Apocalipsync
Sur une idée de Luciano Rosso
Mise en scène : Luciano Rosso et María Saccone
Décors, costumes et lumières : Luciano Rosso et Oria Puppo
Son : Lolita de Magalhaes Saldanha

Accueil en résidence : Espace Georges Simenon – Rosny-sous-Bois / Quai des Arts – Argentan / Teatro Franco Parenti – Milan / Théâtre du Rond-Point – Paris

Production et diffusion : Quartier Libre Productions

Création le 7 juillet 2021 à l’Espace Alya
Tous les soirs à 19h20

Avvignon le Off, Espace Alya le 7 juillet 2021, 19h20

Que de chemin parcouru depuis le Prix du public au Festival Off 2014 en compagnie d’Alfonso Barón avec qui ils forment le dynamique duo Un Poyo Rojo ! Après les avoir découverts à cette occasion, Wanderer les avait retrouvés avec grand plaisir à l’auditorium Michel Petrucciani de Montélimar à l’automne 2017. Nous saluions déjà cette fureur de jouer qui semble les habiter, cette maîtrise des corps s’entrechoquant ou se frôlant langoureusement. Après un nouveau passage au Théâtre du Rond-Point du 18 juin au 3 juillet dernier, Luciano quitte provisoirement son compagnon de route pour présenter dans le Off 2021 Apocalipsync, un spectacle en solo, né d’abord pendant le confinement, dans une version virtuelle au printemps 2020. Dans ce contexte contraignant et toujours avec l’esprit vif qui le caractérise, il a alors conduit une réflexion sur les effets de l’isolement, sur cette prédominance de l’image et de l’hyperconnexion qui s’est brutalement imposée à tous. En collaboration avec María Saccone, il a ensuite travaillé à une version pour la scène dans laquelle il propose avec finesse une galerie de personnages extravagants et familiers, tissant au fil du spectacle des liens entre ses différentes aptitudes au mime et à la synchronisation labiale, allant jusqu’à questionner son métier d’artiste. Nous ne pouvions donc pas manquer ce rendez-vous alliant virtuosité technique et dévoilement intime

Affiche du spectacle à l'Espace Alya tous les jours à 19h20 pendant le festival Off

Pénétrant dans l’espace théâtral aménagé pour l’occasion, on s’installe dans les gradins, observant le plateau qui se caractérise par sa grande sobriété. Seulement un rideau de plastique, tendu de travers, de part et d’autre en fond du plateau et derrière lequel on distingue seulement une silhouette floue. Pas de décor, pas d’accessoires, ce qui non seulement rappelle l’approche scénique du duo Un Poyo Rojo mais évoque aussi déjà la prédominance du travail de l’acteur avec son corps. C’est alors que la silhouette s’anime et il surgit en robe de chambre, comme au saut du lit, presque mal réveillé. Le costume possible pour un personnage du temps du confinement où chacun s’était installé dans une forme de vie domestique au ralenti. Il se déplace à cour, allume ce qui semble être un miroir. Se regarde. S’étonne de son reflet peut-être. Il décroche l’objet qui se révèle être une loupe, s’observe alors face à nous, la loupe grossissant les traits de son visage. Et il s’amuse, bien sûr ! Le théâtre est jeu, le corps et ses possibles autant de jouets à disposition. Les yeux froncés ou écarquillés, il entre dans un ballet dont les mimiques désopilantes passent jusqu’à nous par le prisme de la loupe. Dans cet exercice facétieux, le personnage tout en grimaces pour tuer l’ennui, finit par laisser voir l’acteur c’est-à-dire l’homme sous le masque déformé du visage, dans une habile mise en abyme. Un homme dans sa simplicité. Un homme évidemment comme les autres.

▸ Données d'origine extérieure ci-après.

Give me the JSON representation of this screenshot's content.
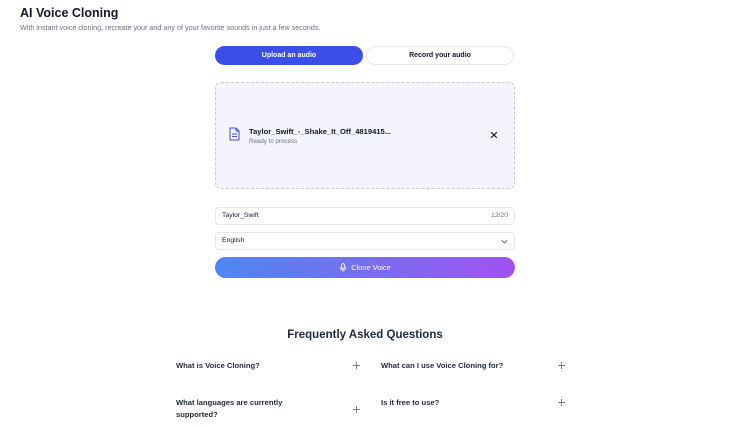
{
  "header": {
    "title": "AI Voice Cloning",
    "subtitle": "With instant voice cloning, recreate your and any of your favorite sounds in just a few seconds."
  },
  "tabs": [
    {
      "label": "Upload an audio",
      "active": true
    },
    {
      "label": "Record your audio",
      "active": false
    }
  ],
  "upload": {
    "file_name": "Taylor_Swift_-_Shake_It_Off_4819415...",
    "status": "Ready to process",
    "file_icon": "document-icon",
    "remove_icon": "close-icon"
  },
  "form": {
    "name_value": "Taylor_Swift",
    "name_counter": "12/20",
    "language_selected": "English",
    "clone_button_label": "Clone Voice",
    "clone_button_icon": "microphone-icon"
  },
  "faq": {
    "title": "Frequently Asked Questions",
    "items": [
      {
        "question": "What is Voice Cloning?"
      },
      {
        "question": "What can I use Voice Cloning for?"
      },
      {
        "question": "What languages are currently supported?"
      },
      {
        "question": "Is it free to use?"
      }
    ]
  },
  "colors": {
    "primary": "#3b4ee6",
    "dropzone_bg": "#f4f4fd",
    "gradient_start": "#4f86f4",
    "gradient_end": "#a152f2"
  }
}
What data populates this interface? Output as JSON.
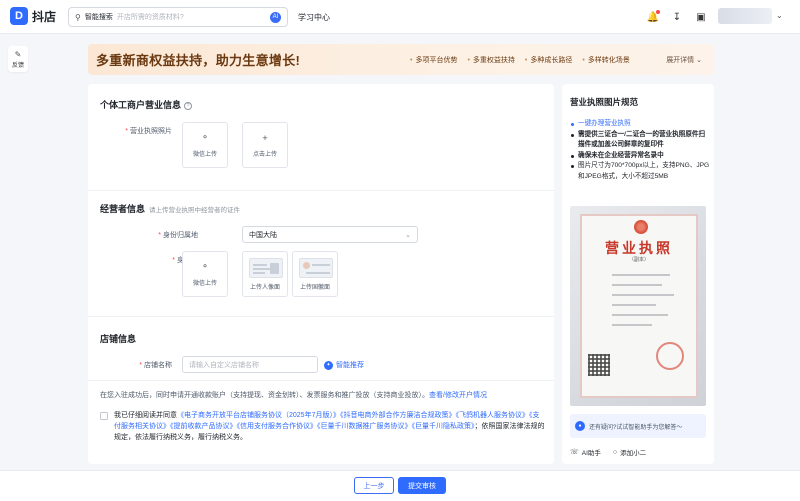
{
  "topbar": {
    "logo_text": "抖店",
    "search_label": "智能搜索",
    "search_placeholder": "开店所需的资质材料?",
    "ai_badge": "AI",
    "learning_center": "学习中心"
  },
  "feedback": {
    "label": "反馈"
  },
  "banner": {
    "title": "多重新商权益扶持，助力生意增长!",
    "tags": [
      "多项平台优势",
      "多重权益扶持",
      "多种成长路径",
      "多样转化场景"
    ],
    "expand": "展开详情"
  },
  "business_info": {
    "title": "个体工商户营业信息",
    "license_label": "营业执照照片",
    "upload_wechat": "微信上传",
    "upload_click": "点击上传"
  },
  "operator_info": {
    "title": "经营者信息",
    "subtitle": "请上传营业执照中经营者的证件",
    "id_region_label": "身份归属地",
    "id_region_value": "中国大陆",
    "id_card_label": "身份证",
    "upload_wechat": "微信上传",
    "upload_portrait": "上传人像面",
    "upload_emblem": "上传国徽面"
  },
  "store_info": {
    "title": "店铺信息",
    "store_name_label": "店铺名称",
    "store_name_placeholder": "请输入自定义店铺名称",
    "smart_recommend": "智能推荐"
  },
  "notice": {
    "text": "在您入驻成功后，同时申请开通收款账户（支持提现、资金划转）、发票服务和推广投放（支持商业投放）。",
    "link": "查看/修改开户情况"
  },
  "agreement": {
    "prefix": "我已仔细阅读并同意",
    "links": [
      "《电子商务开放平台店铺服务协议（2025年7月版）》",
      "《抖音电商外部合作方廉洁合规政策》",
      "《飞鸽机器人服务协议》",
      "《支付服务相关协议》",
      "《提前收款产品协议》",
      "《信用支付服务合作协议》",
      "《巨量千川数据推广服务协议》",
      "《巨量千川隐私政策》"
    ],
    "suffix": "；依照国家法律法规的规定，依法履行纳税义务，履行纳税义务。"
  },
  "side": {
    "title": "营业执照图片规范",
    "items": [
      {
        "text": "一键办理营业执照",
        "link": true
      },
      {
        "text": "需提供三证合一/二证合一的营业执照原件扫描件或加盖公司鲜章的复印件",
        "bold": true
      },
      {
        "text": "确保未在企业经营异常名录中",
        "bold": true
      },
      {
        "text": "图片尺寸为700*700px以上，支持PNG、JPG和JPEG格式，大小不超过5MB",
        "bold": false
      }
    ],
    "license_image_title": "营业执照",
    "license_image_sub": "（副本）",
    "assistant_text": "还有疑问?试试智能助手为您解答～",
    "ai_helper": "AI助手",
    "add_helper": "添加小二"
  },
  "footer": {
    "prev": "上一步",
    "submit": "提交审核"
  },
  "colors": {
    "primary": "#2f6bff",
    "banner_text": "#6b3a12",
    "required": "#f54a45"
  }
}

Luciano Rosso dans un de ses personnages

Les scènes vont alors se succéder et les personnages défiler sans interruption. Par les mouvements de son corps formé au mime et à la danse, Luciano nous renvoie au pouvoir souvent paralysant des images, zappant d’une chaîne de télé à l’autre – face à un quatrième mur, écran de verre hypothétique derrière lequel nous nous trouvons dans les gradins. Car nous allons tous vite, nous sommes nous-mêmes la vitesse. L’acteur jouant sur scène n’est au fond qu’un reflet de ce rythme incontrôlable. À travers cette nouvelle loupe imaginaire cette fois, c’est un terrible constat qui est fait mais mieux vaut en rire, semble-t-il nous dire. Passant d’une humeur à l’autre, passant d’un sexe à l’autre, toujours sur le fil de l’identité, Luciano se drape dans le rideau. Recourant aux techniques de synchronisation labiale qui ont fait son succès, il se lance dans un playback sensuel et grotesque à la fois, avec Puro teatro de La Lupe, chanteuse cubaine ayant connu le succès à la fin des années soixante. Le morceau est tiré de l’album sorti en 1969 dont le titre est Es la reina. Et c’est bien une « reina » que nous voyons en définitive. Sa gestuelle travaillée pour la chanson, son utilisation du rideau comme d’une robe de gala, son interprétation parfaitement synchronisée et maîtrisée nous fait oublier le comédien d’origine argentine. Presque oublier. Les paroles de la chanson résonnent, entêtantes. Tu drama no es necesario, ya conozco ese teatro. Comme si l’acteur s’en prenait à lui-même sans indulgence. Comme s’il se rappelait, comme s’il nous rappelait une fois encore, qu’il est un homme qui joue. Falsedad bien ensayada. Le piège de l’illusion est sans cesse déjoué, même s’il ne peut s’empêcher de continuer à être acteur, au gré des différents personnages qui apparaissent. De l’horoscope jusqu’à l’émission d’aérobic, la galerie s’étoffe, prend vie et nous ancre dans un quotidien drôle et familier.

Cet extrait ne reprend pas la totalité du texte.